Sitting on a rickety wooden bench Williamsburg, pop artist Darwin Deez is waxing poetic about the trouble with lyrics. “There’s only so many words you can rhyme with love. There’s what, like 3 or 4 words? Above, shove, glove…I like it when a lyrical rhyme surprises me. I try to stay away from love.”
With his latest album, “Double Down,” released this past week, Deez is finding himself hoping that the success he has found on the UK scene will translate Stateside. Although he appreciates the simple pleasure of being able to walk down the street without mobs of fans invading his personal space, there is something to be said for achieving a modicum of success that can lead to financial freedom, according to the artist. Deez has made music his full time pursuit, churning out his pop tunes from his apartment in Williamsburg and always searching for the perfect lyrical combination that will hit home with his audiences.

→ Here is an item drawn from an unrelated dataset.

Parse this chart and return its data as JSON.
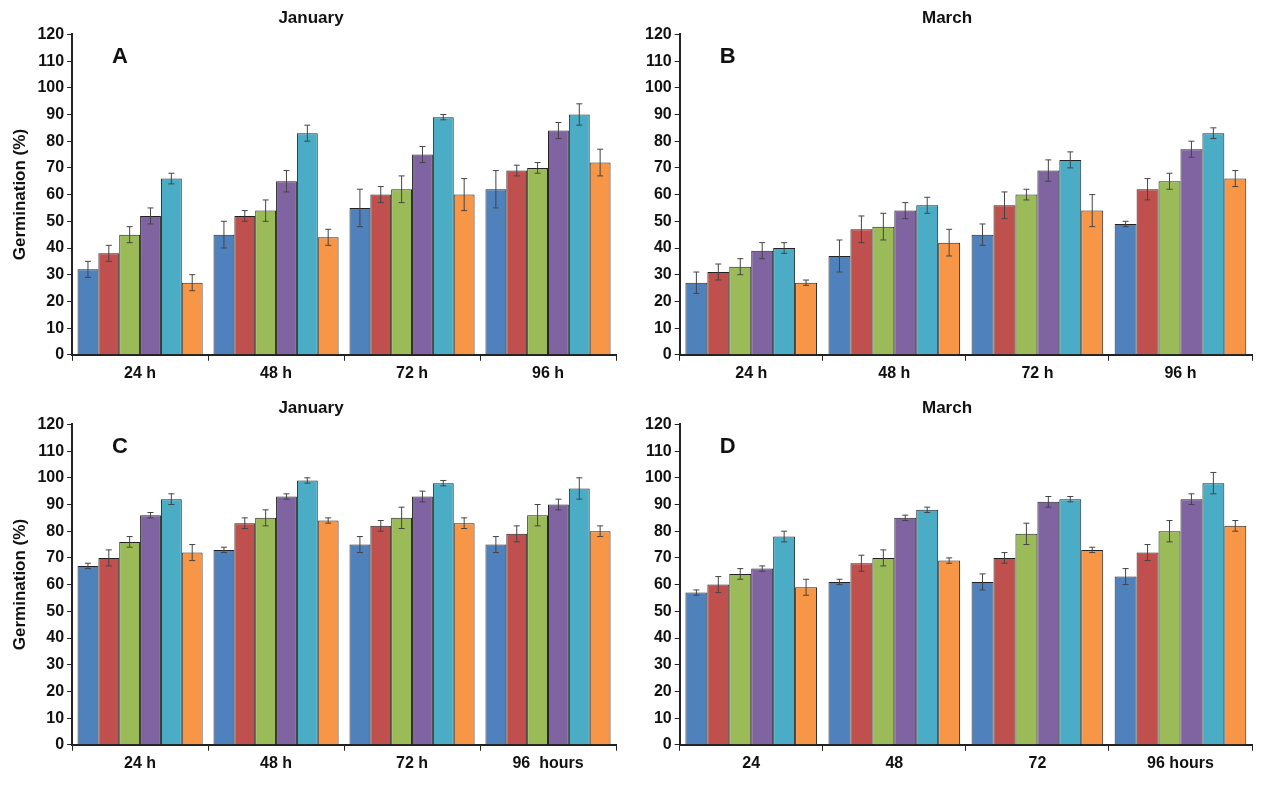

Pancakes and Whiskey sat down with the artist to find out what moves Deez to spread his creative wings.
P&W: Like the old adage of the chicken and the egg, which comes first, the music or the lyrics?

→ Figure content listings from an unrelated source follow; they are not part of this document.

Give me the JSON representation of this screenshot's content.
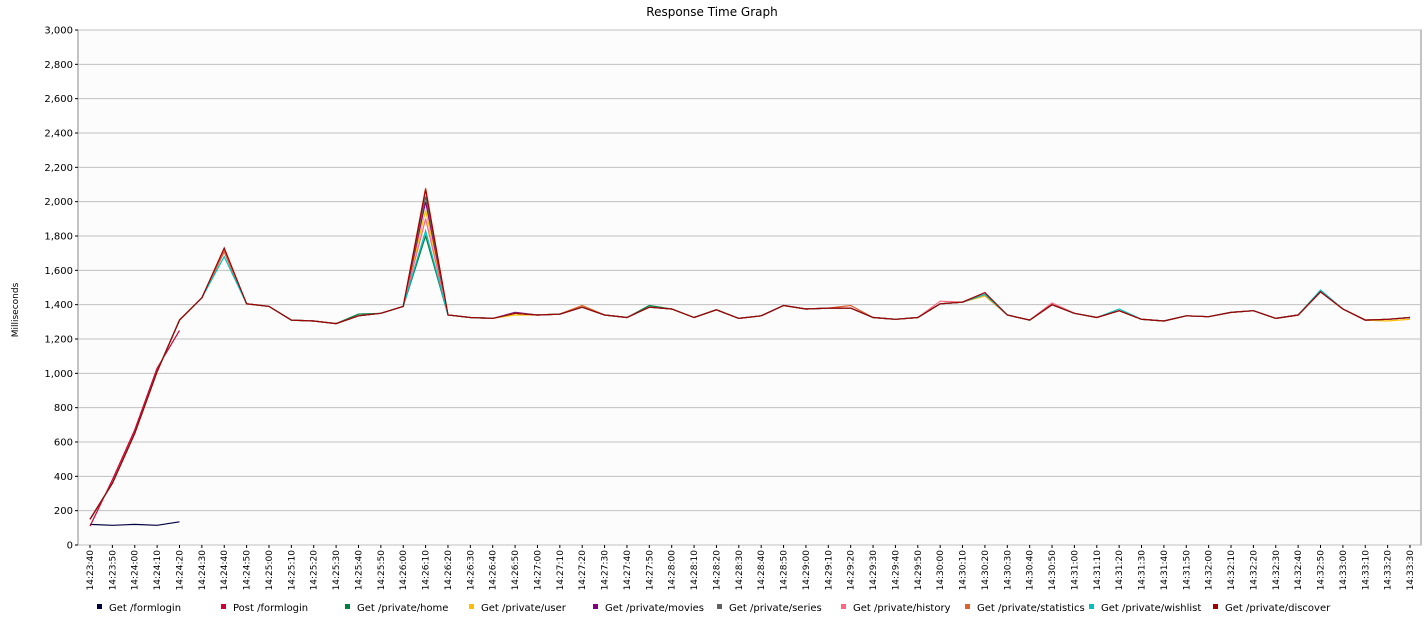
{
  "chart_data": {
    "type": "line",
    "title": "Response Time Graph",
    "y_label": "Milliseconds",
    "categories": [
      "14:23:40",
      "14:23:50",
      "14:24:00",
      "14:24:10",
      "14:24:20",
      "14:24:30",
      "14:24:40",
      "14:24:50",
      "14:25:00",
      "14:25:10",
      "14:25:20",
      "14:25:30",
      "14:25:40",
      "14:25:50",
      "14:26:00",
      "14:26:10",
      "14:26:20",
      "14:26:30",
      "14:26:40",
      "14:26:50",
      "14:27:00",
      "14:27:10",
      "14:27:20",
      "14:27:30",
      "14:27:40",
      "14:27:50",
      "14:28:00",
      "14:28:10",
      "14:28:20",
      "14:28:30",
      "14:28:40",
      "14:28:50",
      "14:29:00",
      "14:29:10",
      "14:29:20",
      "14:29:30",
      "14:29:40",
      "14:29:50",
      "14:30:00",
      "14:30:10",
      "14:30:20",
      "14:30:30",
      "14:30:40",
      "14:30:50",
      "14:31:00",
      "14:31:10",
      "14:31:20",
      "14:31:30",
      "14:31:40",
      "14:31:50",
      "14:32:00",
      "14:32:10",
      "14:32:20",
      "14:32:30",
      "14:32:40",
      "14:32:50",
      "14:33:00",
      "14:33:10",
      "14:33:20",
      "14:33:30"
    ],
    "ylim": [
      0,
      3000
    ],
    "yticks": [
      0,
      200,
      400,
      600,
      800,
      {
        "value": 1000,
        "label": "1,000"
      },
      {
        "value": 1200,
        "label": "1,200"
      },
      {
        "value": 1400,
        "label": "1,400"
      },
      {
        "value": 1600,
        "label": "1,600"
      },
      {
        "value": 1800,
        "label": "1,800"
      },
      {
        "value": 2000,
        "label": "2,000"
      },
      {
        "value": 2200,
        "label": "2,200"
      },
      {
        "value": 2400,
        "label": "2,400"
      },
      {
        "value": 2600,
        "label": "2,600"
      },
      {
        "value": 2800,
        "label": "2,800"
      },
      {
        "value": 3000,
        "label": "3,000"
      }
    ],
    "grid": true,
    "legend": "bottom",
    "series": [
      {
        "name": "Get /formlogin",
        "color": "#000040",
        "values": [
          120,
          115,
          120,
          115,
          135,
          null,
          null,
          null,
          null,
          null,
          null,
          null,
          null,
          null,
          null,
          null,
          null,
          null,
          null,
          null,
          null,
          null,
          null,
          null,
          null,
          null,
          null,
          null,
          null,
          null,
          null,
          null,
          null,
          null,
          null,
          null,
          null,
          null,
          null,
          null,
          null,
          null,
          null,
          null,
          null,
          null,
          null,
          null,
          null,
          null,
          null,
          null,
          null,
          null,
          null,
          null,
          null,
          null,
          null,
          null
        ]
      },
      {
        "name": "Post /formlogin",
        "color": "#cc0033",
        "values": [
          110,
          380,
          670,
          1030,
          1250,
          null,
          null,
          null,
          null,
          null,
          null,
          null,
          null,
          null,
          null,
          null,
          null,
          null,
          null,
          null,
          null,
          null,
          null,
          null,
          null,
          null,
          null,
          null,
          null,
          null,
          null,
          null,
          null,
          null,
          null,
          null,
          null,
          null,
          null,
          null,
          null,
          null,
          null,
          null,
          null,
          null,
          null,
          null,
          null,
          null,
          null,
          null,
          null,
          null,
          null,
          null,
          null,
          null,
          null,
          null
        ]
      },
      {
        "name": "Get /private/home",
        "color": "#008040",
        "values": [
          150,
          360,
          650,
          1010,
          1310,
          1440,
          1710,
          1405,
          1390,
          1310,
          1305,
          1290,
          1345,
          1350,
          1390,
          1800,
          1340,
          1325,
          1320,
          1350,
          1340,
          1345,
          1385,
          1340,
          1325,
          1395,
          1375,
          1325,
          1370,
          1320,
          1335,
          1395,
          1375,
          1380,
          1380,
          1325,
          1315,
          1325,
          1405,
          1415,
          1460,
          1340,
          1310,
          1400,
          1350,
          1325,
          1365,
          1315,
          1305,
          1335,
          1330,
          1355,
          1365,
          1320,
          1340,
          1475,
          1375,
          1310,
          1315,
          1325
        ]
      },
      {
        "name": "Get /private/user",
        "color": "#ffbf00",
        "values": [
          150,
          360,
          650,
          1010,
          1310,
          1440,
          1710,
          1405,
          1390,
          1310,
          1305,
          1290,
          1335,
          1350,
          1390,
          1950,
          1340,
          1325,
          1320,
          1340,
          1340,
          1345,
          1395,
          1340,
          1325,
          1385,
          1375,
          1325,
          1370,
          1320,
          1335,
          1395,
          1375,
          1380,
          1380,
          1325,
          1315,
          1325,
          1405,
          1415,
          1450,
          1340,
          1310,
          1400,
          1350,
          1325,
          1365,
          1315,
          1305,
          1335,
          1330,
          1355,
          1365,
          1320,
          1340,
          1475,
          1375,
          1310,
          1305,
          1315
        ]
      },
      {
        "name": "Get /private/movies",
        "color": "#800080",
        "values": [
          150,
          360,
          650,
          1010,
          1310,
          1440,
          1710,
          1405,
          1390,
          1310,
          1305,
          1290,
          1335,
          1350,
          1390,
          2000,
          1340,
          1325,
          1320,
          1355,
          1340,
          1345,
          1385,
          1340,
          1325,
          1385,
          1375,
          1325,
          1370,
          1320,
          1335,
          1395,
          1375,
          1380,
          1380,
          1325,
          1315,
          1325,
          1405,
          1415,
          1460,
          1340,
          1310,
          1400,
          1350,
          1325,
          1365,
          1315,
          1305,
          1335,
          1330,
          1355,
          1365,
          1320,
          1340,
          1475,
          1375,
          1310,
          1315,
          1325
        ]
      },
      {
        "name": "Get /private/series",
        "color": "#606060",
        "values": [
          150,
          360,
          650,
          1010,
          1310,
          1440,
          1710,
          1405,
          1390,
          1310,
          1305,
          1290,
          1335,
          1350,
          1390,
          2030,
          1340,
          1325,
          1320,
          1350,
          1340,
          1345,
          1385,
          1340,
          1325,
          1385,
          1375,
          1325,
          1370,
          1320,
          1335,
          1395,
          1375,
          1380,
          1380,
          1325,
          1315,
          1325,
          1405,
          1415,
          1460,
          1340,
          1310,
          1400,
          1350,
          1325,
          1365,
          1315,
          1305,
          1335,
          1330,
          1355,
          1365,
          1320,
          1340,
          1475,
          1375,
          1310,
          1315,
          1325
        ]
      },
      {
        "name": "Get /private/history",
        "color": "#ff6680",
        "values": [
          150,
          360,
          650,
          1010,
          1310,
          1440,
          1710,
          1405,
          1390,
          1310,
          1305,
          1290,
          1335,
          1350,
          1390,
          1900,
          1340,
          1325,
          1320,
          1350,
          1340,
          1345,
          1385,
          1340,
          1325,
          1385,
          1375,
          1325,
          1370,
          1320,
          1335,
          1395,
          1375,
          1380,
          1380,
          1325,
          1315,
          1325,
          1420,
          1415,
          1460,
          1340,
          1310,
          1410,
          1350,
          1325,
          1365,
          1315,
          1305,
          1335,
          1330,
          1355,
          1365,
          1320,
          1340,
          1475,
          1375,
          1310,
          1315,
          1325
        ]
      },
      {
        "name": "Get /private/statistics",
        "color": "#e06030",
        "values": [
          150,
          360,
          650,
          1010,
          1310,
          1440,
          1710,
          1405,
          1390,
          1310,
          1305,
          1290,
          1335,
          1350,
          1390,
          2080,
          1340,
          1325,
          1320,
          1350,
          1340,
          1345,
          1395,
          1340,
          1325,
          1385,
          1375,
          1325,
          1370,
          1320,
          1335,
          1395,
          1375,
          1380,
          1395,
          1325,
          1315,
          1325,
          1405,
          1415,
          1460,
          1340,
          1310,
          1400,
          1350,
          1325,
          1365,
          1315,
          1305,
          1335,
          1330,
          1355,
          1365,
          1320,
          1340,
          1475,
          1375,
          1310,
          1315,
          1325
        ]
      },
      {
        "name": "Get /private/wishlist",
        "color": "#00c0c0",
        "values": [
          150,
          360,
          650,
          1010,
          1310,
          1440,
          1680,
          1405,
          1390,
          1310,
          1305,
          1290,
          1335,
          1350,
          1390,
          1830,
          1340,
          1325,
          1320,
          1350,
          1340,
          1345,
          1385,
          1340,
          1325,
          1385,
          1375,
          1325,
          1370,
          1320,
          1335,
          1395,
          1375,
          1380,
          1380,
          1325,
          1315,
          1325,
          1405,
          1415,
          1460,
          1340,
          1310,
          1400,
          1350,
          1325,
          1375,
          1315,
          1305,
          1335,
          1330,
          1355,
          1365,
          1320,
          1340,
          1485,
          1375,
          1310,
          1315,
          1325
        ]
      },
      {
        "name": "Get /private/discover",
        "color": "#a00000",
        "values": [
          150,
          360,
          650,
          1010,
          1310,
          1440,
          1730,
          1405,
          1390,
          1310,
          1305,
          1290,
          1335,
          1350,
          1390,
          2070,
          1340,
          1325,
          1320,
          1350,
          1340,
          1345,
          1385,
          1340,
          1325,
          1385,
          1375,
          1325,
          1370,
          1320,
          1335,
          1395,
          1375,
          1380,
          1380,
          1325,
          1315,
          1325,
          1405,
          1415,
          1470,
          1340,
          1310,
          1400,
          1350,
          1325,
          1365,
          1315,
          1305,
          1335,
          1330,
          1355,
          1365,
          1320,
          1340,
          1475,
          1375,
          1310,
          1315,
          1325
        ]
      }
    ]
  }
}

DD: It’s usually music first but in the case of my second album, on that record I was really interested in experimenting with different lyric approaches. Because when you start with music first, you’re always looking for words that fit into a certain groove. When I did songs that started with the lyrics, it was just an open page and there was no set number of syllables that I’m trying to funnel things into, like Plinko.
P&W: Do you juxtapose the rhythm and cadence of the music to enhance the lyrics, or do you want to create a mood with the music and hope they hear the words?
DD: I’m hoping to set a mood and tell a story using words and the emotional aspect of that setting is determined by that music. I’m pretty conscious of the first line of the song to establish the context immediately because once you can set the scene and create that in the listener’s mind, it gives you a lateral freedom to be very specific with words. Like if I said, “pen,” it’s less evocative than if I said, “a chewed up Bic.” The more specific you can get with a little bit of contact first then you can get your message across. Like the first line in “Chelsea Hotel,” it’s a very specific construction scene with the insulation in the dumpster. The main thing is to get across the conceptual idea you’re going for.
P&W: So you want people to be enveloped in the story of the song and not just sing along with the lyrics?
DD: Yeah, because the chorus is usually the hook and the part that encapsulates what the emotion is, but in order for people to get on board with that, they have to hear the emotion in the verse and you can capture them that way.
P&W: You have a song, “Bad Day” where the lyrics are a bit mean-spirited but the music is up beat and very pop-like. Who did you write that for and why did you choose such a pleasant tune to accompany such a harsh message?
DD: There were a couple of inspirations for this song. My mom was complaining about this guy from her neighborhood who would put bags of dog poop in her trashcan while he was on his walks and my mom, who lives in Chapel Hill, NC, had a confrontation with him. The song was just about those little things that can ruin your day. I also had a coworker who I didn’t get along with and when we would send someone down to the store to get everybody something during the shift, he would always skip me. It’s such a small thing, but it can really turn you against someone. The song is kind of my style, to do that, like the German thing—enjoying someone else’s suffering—and I liked the mood of that song even though I don’t want people to suffer terribly. You know people have felt like that and it’s about getting people to relate because we have all felt like that.
P&W: Do you think “pop” is a dirty word? Would you classify yourself in that genre?
DD: A pop song has to be about emotion at its core; it can’t be just about an idea. I tried to write pop songs about ideas before, like existentialism, but I don’t think people connected with it. I don’t think they felt anything when they heard it. I’m trying to work within the framework that people like Miley Cyrus or Katy Perry have created. Trying to work within that three and a half minute pop template. You can’t write a song just about an idea unless your someone like Joni Mitchell, which I’m not. I’m an indie artist who writes pop songs.
P&W: Which lyric have you penned that best defines what Darwin Deez is all about?
DD: I would have to say from the song, “Good to Lose,” the lyric is, “With a career track to the fridge and back, I can my slide my feet on a dryer sheet.”
P&W: And what does that lyric mean to you?
DD: It’s just an expression of mood that has thematic elements and a setting that you can picture. It sums up that whole song that it’s cool to do nothing and be a loser. There’s a feeling of crappiness that goes along with this feeling of nothingness. But like there’s a gloriousness inside of this feeling of I’m doing nothing with my life; a celebration of being happy about nothingness. There’s a glory inside of the shame.